On the edge, our E2B and E4B fashions redefine on-device utility, prioritizing multimodal capabilities, low-latency processing and seamless ecosystem integration over uncooked parameter rely.
Highly effective, accessible, open
To energy the following era of pioneering analysis and merchandise, we have sized the Gemma 4 fashions particularly to run and fine-tune effectively on {hardware} — from billions of Android gadgets worldwide, to laptop computer GPUs, all the way in which as much as developer workstations and accelerators.
By utilizing these extremely optimized fashions, you may fine-tune Gemma 4 to realize state-of-the-art efficiency in your particular duties. We have already seen unbelievable success with this method; for example, INSAIT created a pioneering Bulgarian-first language mannequin (BgGPT), and we labored with Yale College on Cell2Sentence-Scale to find new pathways for most cancers remedy, amongst many others.
Here’s what makes Gemma 4 our most succesful open mannequin household but:
- Superior reasoning: Able to multi-step planning and deep logic, Gemma 4 demonstrates important enhancements in math and instruction-following benchmarks that require it.
- Agentic workflows: Native assist for function-calling, structured JSON output, and native system directions allows you to construct autonomous brokers that may work together with completely different instruments and APIs and execute workflows reliably.
- Code era: Gemma 4 helps high-quality offline code, turning your workstation right into a local-first AI code assistant.
- Imaginative and prescient and audio: All fashions natively course of video and pictures, supporting variable resolutions, and excelling at visible duties like OCR and chart understanding. Moreover, the E2B and E4B fashions characteristic native audio enter for speech recognition and understanding.
- Longer context: Course of long-form content material seamlessly. The sting fashions characteristic a 128K context window, whereas the bigger fashions supply as much as 256K, permitting you to go repositories or lengthy paperwork in a single immediate.
- 140+ languages: Natively educated on over 140 languages, Gemma 4 helps builders construct inclusive, high-performance purposes for a world viewers.

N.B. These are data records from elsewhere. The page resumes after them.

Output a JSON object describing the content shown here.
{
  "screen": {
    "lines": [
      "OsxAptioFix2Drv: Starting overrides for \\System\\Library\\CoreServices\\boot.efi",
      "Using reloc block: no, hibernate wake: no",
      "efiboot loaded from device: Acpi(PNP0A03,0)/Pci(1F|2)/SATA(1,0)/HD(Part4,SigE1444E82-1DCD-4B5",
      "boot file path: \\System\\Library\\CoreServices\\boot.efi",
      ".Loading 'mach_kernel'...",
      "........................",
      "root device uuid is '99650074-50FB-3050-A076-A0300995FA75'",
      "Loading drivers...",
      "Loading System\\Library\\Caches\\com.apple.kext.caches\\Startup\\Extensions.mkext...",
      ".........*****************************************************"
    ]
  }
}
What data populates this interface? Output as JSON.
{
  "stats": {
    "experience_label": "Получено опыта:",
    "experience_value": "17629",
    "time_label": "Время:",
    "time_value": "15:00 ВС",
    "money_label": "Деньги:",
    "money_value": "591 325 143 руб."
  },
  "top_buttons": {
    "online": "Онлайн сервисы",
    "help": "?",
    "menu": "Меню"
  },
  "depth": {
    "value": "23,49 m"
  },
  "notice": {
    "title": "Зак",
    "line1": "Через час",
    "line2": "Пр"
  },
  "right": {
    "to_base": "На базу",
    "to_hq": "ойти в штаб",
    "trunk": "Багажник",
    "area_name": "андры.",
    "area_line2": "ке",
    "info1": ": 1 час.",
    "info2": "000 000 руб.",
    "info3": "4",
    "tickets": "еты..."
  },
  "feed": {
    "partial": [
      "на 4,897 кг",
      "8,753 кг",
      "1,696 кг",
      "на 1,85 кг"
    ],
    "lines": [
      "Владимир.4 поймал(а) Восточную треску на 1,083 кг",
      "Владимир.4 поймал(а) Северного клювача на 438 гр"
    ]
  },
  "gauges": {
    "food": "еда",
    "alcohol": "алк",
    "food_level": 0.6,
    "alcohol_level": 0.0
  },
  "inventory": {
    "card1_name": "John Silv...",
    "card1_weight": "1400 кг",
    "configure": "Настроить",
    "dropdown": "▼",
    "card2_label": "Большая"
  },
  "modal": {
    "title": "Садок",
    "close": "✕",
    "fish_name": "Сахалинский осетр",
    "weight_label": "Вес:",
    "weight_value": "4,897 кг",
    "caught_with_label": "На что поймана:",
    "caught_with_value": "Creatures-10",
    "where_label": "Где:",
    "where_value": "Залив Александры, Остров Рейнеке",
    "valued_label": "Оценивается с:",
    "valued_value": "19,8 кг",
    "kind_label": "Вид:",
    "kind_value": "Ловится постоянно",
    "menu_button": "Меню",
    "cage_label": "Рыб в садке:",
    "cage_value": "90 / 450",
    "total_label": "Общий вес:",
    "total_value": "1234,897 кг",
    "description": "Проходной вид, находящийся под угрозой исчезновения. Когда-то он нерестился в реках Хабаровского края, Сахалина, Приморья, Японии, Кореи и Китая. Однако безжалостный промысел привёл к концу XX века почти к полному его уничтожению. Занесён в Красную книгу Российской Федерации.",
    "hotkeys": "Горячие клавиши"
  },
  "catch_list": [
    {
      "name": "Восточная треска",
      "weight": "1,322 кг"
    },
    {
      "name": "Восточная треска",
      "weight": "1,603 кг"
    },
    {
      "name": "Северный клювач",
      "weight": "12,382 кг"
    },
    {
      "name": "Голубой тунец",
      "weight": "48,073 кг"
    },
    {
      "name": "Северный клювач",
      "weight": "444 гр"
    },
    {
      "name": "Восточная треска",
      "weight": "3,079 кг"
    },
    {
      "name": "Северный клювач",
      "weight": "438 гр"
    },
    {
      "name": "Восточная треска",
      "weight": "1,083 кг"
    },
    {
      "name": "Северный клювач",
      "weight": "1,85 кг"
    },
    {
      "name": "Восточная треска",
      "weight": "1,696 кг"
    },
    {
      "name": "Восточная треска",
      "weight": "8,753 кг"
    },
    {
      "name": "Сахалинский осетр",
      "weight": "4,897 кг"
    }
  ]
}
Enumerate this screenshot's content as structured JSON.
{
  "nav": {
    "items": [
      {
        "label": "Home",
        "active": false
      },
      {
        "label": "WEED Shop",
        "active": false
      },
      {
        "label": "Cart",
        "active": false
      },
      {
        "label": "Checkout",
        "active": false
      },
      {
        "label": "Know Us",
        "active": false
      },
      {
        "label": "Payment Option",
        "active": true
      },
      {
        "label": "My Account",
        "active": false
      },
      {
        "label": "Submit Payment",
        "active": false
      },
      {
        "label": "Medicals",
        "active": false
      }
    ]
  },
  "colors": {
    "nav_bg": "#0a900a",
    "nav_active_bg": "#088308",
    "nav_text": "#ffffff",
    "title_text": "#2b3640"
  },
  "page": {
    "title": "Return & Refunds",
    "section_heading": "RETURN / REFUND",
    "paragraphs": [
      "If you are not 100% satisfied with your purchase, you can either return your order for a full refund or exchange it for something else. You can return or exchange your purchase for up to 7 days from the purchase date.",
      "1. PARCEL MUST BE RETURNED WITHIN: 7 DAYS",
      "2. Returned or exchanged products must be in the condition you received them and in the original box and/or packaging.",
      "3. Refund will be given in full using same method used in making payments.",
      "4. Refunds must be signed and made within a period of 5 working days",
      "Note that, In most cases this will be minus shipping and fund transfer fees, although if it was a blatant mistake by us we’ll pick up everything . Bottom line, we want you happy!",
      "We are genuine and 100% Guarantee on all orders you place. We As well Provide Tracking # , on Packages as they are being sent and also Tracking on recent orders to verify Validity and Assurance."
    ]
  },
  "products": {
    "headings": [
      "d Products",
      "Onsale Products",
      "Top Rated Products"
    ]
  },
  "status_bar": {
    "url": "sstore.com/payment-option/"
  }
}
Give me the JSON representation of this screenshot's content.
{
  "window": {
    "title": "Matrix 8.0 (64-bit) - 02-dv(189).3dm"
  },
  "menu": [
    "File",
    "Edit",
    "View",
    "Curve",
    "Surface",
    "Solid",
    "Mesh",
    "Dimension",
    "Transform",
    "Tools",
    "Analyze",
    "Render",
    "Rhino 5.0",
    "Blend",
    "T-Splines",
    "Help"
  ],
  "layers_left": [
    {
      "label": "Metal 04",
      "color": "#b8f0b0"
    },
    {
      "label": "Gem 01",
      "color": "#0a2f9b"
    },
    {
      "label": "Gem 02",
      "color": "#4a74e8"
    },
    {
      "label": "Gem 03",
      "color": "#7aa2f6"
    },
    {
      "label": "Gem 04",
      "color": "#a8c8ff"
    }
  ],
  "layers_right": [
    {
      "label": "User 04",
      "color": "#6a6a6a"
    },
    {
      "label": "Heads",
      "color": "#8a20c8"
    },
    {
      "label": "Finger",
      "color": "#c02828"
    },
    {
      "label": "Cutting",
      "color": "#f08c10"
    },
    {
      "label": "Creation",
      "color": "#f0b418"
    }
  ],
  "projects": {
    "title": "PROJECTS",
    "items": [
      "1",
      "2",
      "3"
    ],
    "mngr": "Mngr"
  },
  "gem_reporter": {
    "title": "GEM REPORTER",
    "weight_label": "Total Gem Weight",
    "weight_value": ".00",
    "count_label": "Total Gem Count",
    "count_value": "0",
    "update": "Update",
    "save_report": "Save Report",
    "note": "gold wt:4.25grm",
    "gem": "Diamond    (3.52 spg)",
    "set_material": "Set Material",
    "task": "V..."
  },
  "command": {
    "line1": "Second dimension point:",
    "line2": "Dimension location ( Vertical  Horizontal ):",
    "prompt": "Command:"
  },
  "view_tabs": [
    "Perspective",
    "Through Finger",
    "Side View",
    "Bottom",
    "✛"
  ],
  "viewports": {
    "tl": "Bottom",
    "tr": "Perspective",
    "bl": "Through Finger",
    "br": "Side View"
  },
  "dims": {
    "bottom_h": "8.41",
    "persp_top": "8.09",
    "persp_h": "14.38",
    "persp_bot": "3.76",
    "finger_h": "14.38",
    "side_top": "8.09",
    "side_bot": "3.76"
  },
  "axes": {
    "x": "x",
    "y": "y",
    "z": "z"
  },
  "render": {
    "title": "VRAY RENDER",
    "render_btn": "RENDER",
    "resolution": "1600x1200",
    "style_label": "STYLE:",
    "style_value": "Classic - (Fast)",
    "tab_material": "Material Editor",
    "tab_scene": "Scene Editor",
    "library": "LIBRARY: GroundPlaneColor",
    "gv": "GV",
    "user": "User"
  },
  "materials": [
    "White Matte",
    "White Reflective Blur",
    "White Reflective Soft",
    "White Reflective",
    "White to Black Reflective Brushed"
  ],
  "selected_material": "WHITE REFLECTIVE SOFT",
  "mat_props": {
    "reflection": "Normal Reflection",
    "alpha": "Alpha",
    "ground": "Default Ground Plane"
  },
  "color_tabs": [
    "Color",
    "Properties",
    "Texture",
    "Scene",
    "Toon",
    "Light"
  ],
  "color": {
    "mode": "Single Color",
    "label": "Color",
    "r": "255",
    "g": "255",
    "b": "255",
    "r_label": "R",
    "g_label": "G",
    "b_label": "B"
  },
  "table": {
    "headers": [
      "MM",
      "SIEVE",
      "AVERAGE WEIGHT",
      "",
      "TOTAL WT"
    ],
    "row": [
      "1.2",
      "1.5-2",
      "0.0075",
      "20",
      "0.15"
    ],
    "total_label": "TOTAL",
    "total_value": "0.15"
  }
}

Versatile fashions for various {hardware}
We’re releasing the Gemma 4 mannequin weights in sizes tailor-made for particular {hardware} and use circumstances, making certain you get frontier-class reasoning wherever you want it:
26B and 31B fashions: Frontier intelligence, offline in your private computer systems
Optimized to offer researchers and builders with state-of-the-art reasoning on accessible {hardware}, our unquantized bfloat16 weights match effectively on a single 80GB NVIDIA H100 GPU. For native setups, quantized variations run natively on client GPUs to energy your IDEs, coding assistants and agentic workflows. Our 26B Combination of Specialists (MoE) deal with latency, activating solely 3.8 billion of its whole parameters throughout inference to ship exceptionally quick tokens-per-second, whereas our 31B Dense is maximizing uncooked high quality and supplies a strong basis for fine-tuning.